GELİŞMEKTE olan ülkelerde sermaye hareketlerinin serbestliği ekonomik dalgalanmaları da beraberinde getirmektedir.
Kaçınılmaz olarak, makro ekonomik politikalar ve bir ölçüde iç siyaset uluslararası sermaye hareketlerinin esiri durumuna düşmektedir. Gelişmekte olan ülkelerde konunun bu yanı belli bir rahatsızlık yaratmaktadır.
Uluslararası sermaye bir ülkeye girmeye başladığında, döviz kurları ve faizler düşmekte, ekonomik büyüme hızlanmaktadır. Buna karşılık, yabancı sermaye bir ülkeden çıktığında, faizler ve döviz kurları fırlamakta, ekonomik küçülme dahi söz konusu olabilmektedir. Orta-uzun dönemde yabancı sermayenin büyümeyi artıran bir etken olup olmadığı ise hala tartışma konusudur.
Gelişmekte olan ülkeler yalnızca kendi makro ekonomik politikalarından ya da siyasi gelişmelerden etkilenmemekte, gelişmiş ülkelerin makro politikaları da uluslararası sermaye hareketlerinin yönünü etkilediğinden, dışsal politika şoklarıyla da karşı karşıya kalabilmektedirler. Örneğin, son dönemde Amerika’da uygulanan para politikasının önemi buradan kaynaklanmaktadır. Sermaye hareketleri serbest tüm gelişmekte olan ülkeler Amerika’da para politikasını izler duruma gelmişlerdir.
SERMAYENİN VADESİ
İçsel ve dışsal şokların tehdidi altında yabancı sermaye akımlarına "ricacı" durumuna düşen gelişmekte olan ülkelerde en sık konuşulan konulardan biri kısa vadeli sermaye hareketlerini engelleyici önlemler almak olmaktadır. Bu yöndeki savların hepsinin genel olarak varsaydığı olgu kısa vadeli sermaye hareketlerinin özellikle çıkış yönünde engellenmesinin başka hiçbir değişkeni doğrudan ya da dolaylı etkilemeyeceğidir. Bu sav yanlıştır. Çıkışın engellendiği bir piyasada dolaylı olarak giriş de engellenmiş demektir.

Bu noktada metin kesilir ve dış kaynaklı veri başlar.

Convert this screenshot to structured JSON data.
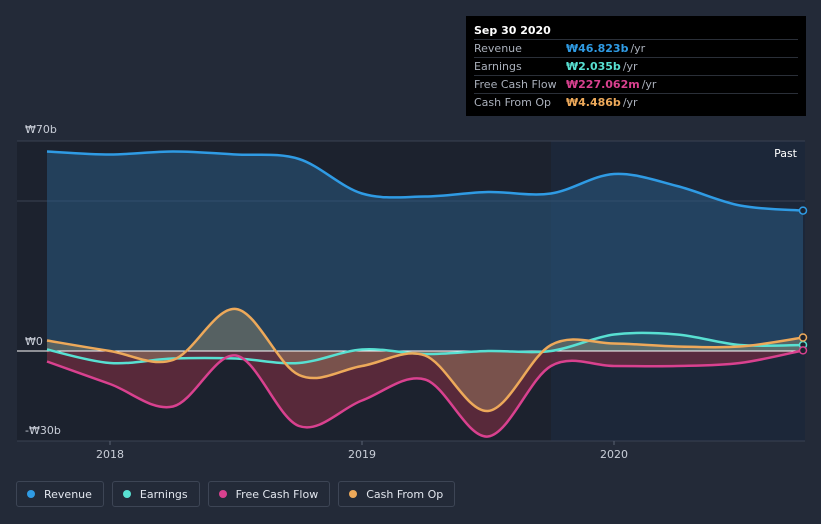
{
  "tooltip": {
    "date": "Sep 30 2020",
    "rows": [
      {
        "label": "Revenue",
        "value": "₩46.823b",
        "unit": "/yr",
        "color": "#2f9be4"
      },
      {
        "label": "Earnings",
        "value": "₩2.035b",
        "unit": "/yr",
        "color": "#58e0d2"
      },
      {
        "label": "Free Cash Flow",
        "value": "₩227.062m",
        "unit": "/yr",
        "color": "#d9418f"
      },
      {
        "label": "Cash From Op",
        "value": "₩4.486b",
        "unit": "/yr",
        "color": "#eda95a"
      }
    ]
  },
  "past_label": "Past",
  "legend": [
    {
      "label": "Revenue",
      "color": "#2f9be4"
    },
    {
      "label": "Earnings",
      "color": "#58e0d2"
    },
    {
      "label": "Free Cash Flow",
      "color": "#d9418f"
    },
    {
      "label": "Cash From Op",
      "color": "#eda95a"
    }
  ],
  "chart_data": {
    "type": "area",
    "x_tick_labels": [
      "2018",
      "2019",
      "2020"
    ],
    "x_ticks": [
      2018.0,
      2019.0,
      2020.0
    ],
    "xlim": [
      2017.75,
      2020.75
    ],
    "ylim": [
      -30,
      70
    ],
    "y_tick_labels": [
      "₩70b",
      "₩0",
      "-₩30b"
    ],
    "y_ticks": [
      70,
      0,
      -30
    ],
    "past_start": 2019.75,
    "series": [
      {
        "name": "Revenue",
        "color": "#2f9be4",
        "x": [
          2017.75,
          2018.0,
          2018.25,
          2018.5,
          2018.75,
          2019.0,
          2019.25,
          2019.5,
          2019.75,
          2020.0,
          2020.25,
          2020.5,
          2020.75
        ],
        "values": [
          66.5,
          65.5,
          66.5,
          65.5,
          64,
          52.5,
          51.5,
          53,
          52.5,
          59,
          55,
          48.5,
          46.8
        ]
      },
      {
        "name": "Earnings",
        "color": "#58e0d2",
        "x": [
          2017.75,
          2018.0,
          2018.25,
          2018.5,
          2018.75,
          2019.0,
          2019.25,
          2019.5,
          2019.75,
          2020.0,
          2020.25,
          2020.5,
          2020.75
        ],
        "values": [
          0.5,
          -4,
          -2.5,
          -2.5,
          -4,
          0.5,
          -1,
          0,
          0,
          5.5,
          5.5,
          2,
          2.0
        ]
      },
      {
        "name": "Free Cash Flow",
        "color": "#d9418f",
        "x": [
          2017.75,
          2018.0,
          2018.25,
          2018.5,
          2018.75,
          2019.0,
          2019.25,
          2019.5,
          2019.75,
          2020.0,
          2020.25,
          2020.5,
          2020.75
        ],
        "values": [
          -3.5,
          -11,
          -18.5,
          -1.5,
          -25,
          -16.5,
          -9.5,
          -28.5,
          -5,
          -5,
          -5,
          -4,
          0.2
        ]
      },
      {
        "name": "Cash From Op",
        "color": "#eda95a",
        "x": [
          2017.75,
          2018.0,
          2018.25,
          2018.5,
          2018.75,
          2019.0,
          2019.25,
          2019.5,
          2019.75,
          2020.0,
          2020.25,
          2020.5,
          2020.75
        ],
        "values": [
          3.5,
          0,
          -3,
          14,
          -8,
          -5,
          -1.5,
          -20,
          2,
          2.5,
          1.5,
          1.5,
          4.5
        ]
      }
    ]
  }
}
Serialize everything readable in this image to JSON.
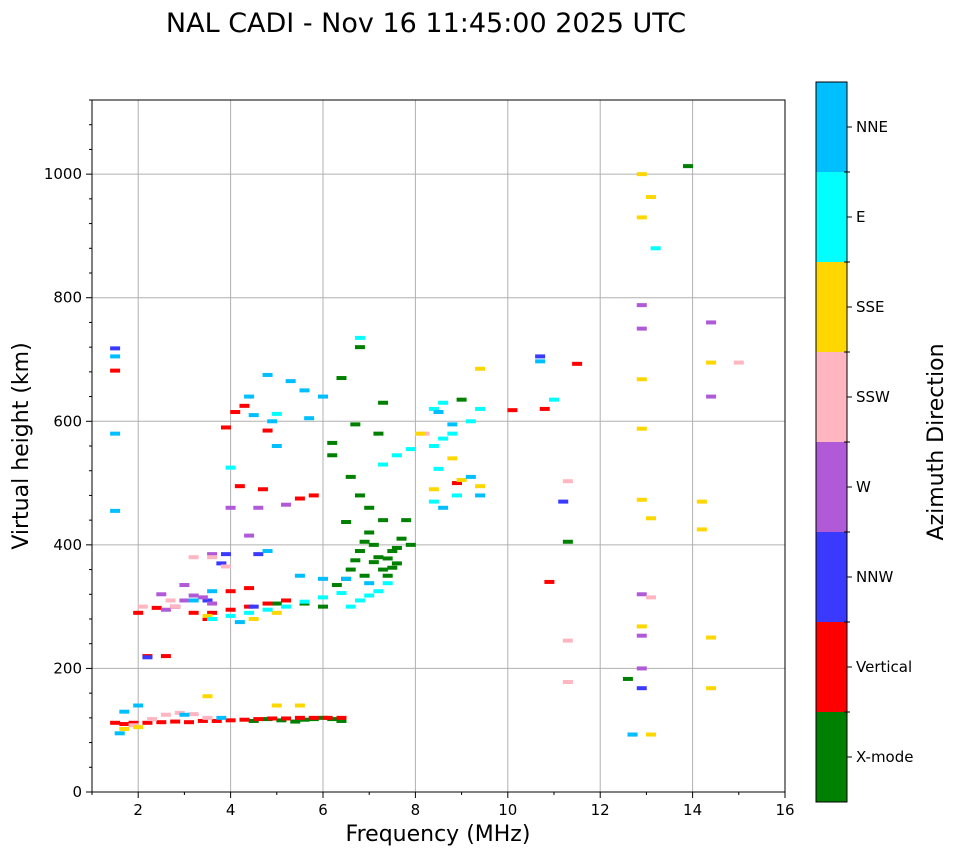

Kısa vadeli sermaye hareketlerinin girişinin doğrudan ya da dolaylı olarak engellenmesi orta-uzun vadeli sermaye hareketlerinin de engellenmesi anlamına gelir. Daha açık bir ifadeyle, kısa vadeli sermaye hareketlerinin serbest olmadığı bir ülkede doğrudan yabancı sermayenin ve/veya orta-uzun vadeli sermaye hareketlerinin serbestçe oluşması beklenemez. Kaldı ki, giderek derinleşen ve yaygınlaşan sermaye piyasalarında, kısa vadeli sermaye hareketleriyle doğrudan yatırımlar ve orta-uzun vadeli sermaye biçimleri birbirine karışmış durumdadır.
Doğrudan yabancı sermaye yatırımları bir gün hisse satışları yoluyla yeniden yerli sermayeye dönüşebilir. Hisselerin çok farklı fiyatlardan el değiştirmesiyle, doğrudan yabancı sermaye de kısa vadeli sermaye hareketlerinin yapacağı etkilerin kaynağı olabilir. Aynı şekilde, otuz yıl vadeli çıkarılan bonolar yoluyla uzun vadeli bir borçlanma ikinci el piyasasında el değiştirerek kısa vadeli sermaye hareketlerinin yapacağı etkiyi yapabilir. Giderek sermayenin vadesi kalmamıştır.
KARŞILIKLI BAĞIMLILIK
Vade kavramının ortadan kalktığı bir piyasada, çözümler sermayenin vadesine bakarak farklı muameleye tabi tutulması olanağını ortadan kaldırmıştır. Çözümler sermaye hareketlerinin serbest olduğu ortamda yaşamanın öğrenilmesini içermek zorundadır. Bu konuda, gelişmekte olan ülkelerin kendilerine yönelik siyasi ve ekonomik riskleri asgariye indirecek politikalar uygulamaktan başka çareleri yoktur.
Gelişmiş ülkelere de görev düşmektedir. Onlar da, uygulamaya koyacakları ekonomi politikalarının başka ülkeler üzerindeki olası etkilerini göz önünde bulundurmak durumundadırlar. Çünkü, Asya ve Rusya krizlerinde görüldüğü gibi, gelişmekte olan ülkelerin sorunları bir süre sonra ya da anında gelişmiş ülkelerin sorunu haline gelebilmektedir.
Bugünlerde Singapur’da yapılan IMF-Dünya Bankası yıllık toplantılarının en önemli gündem maddesi de budur.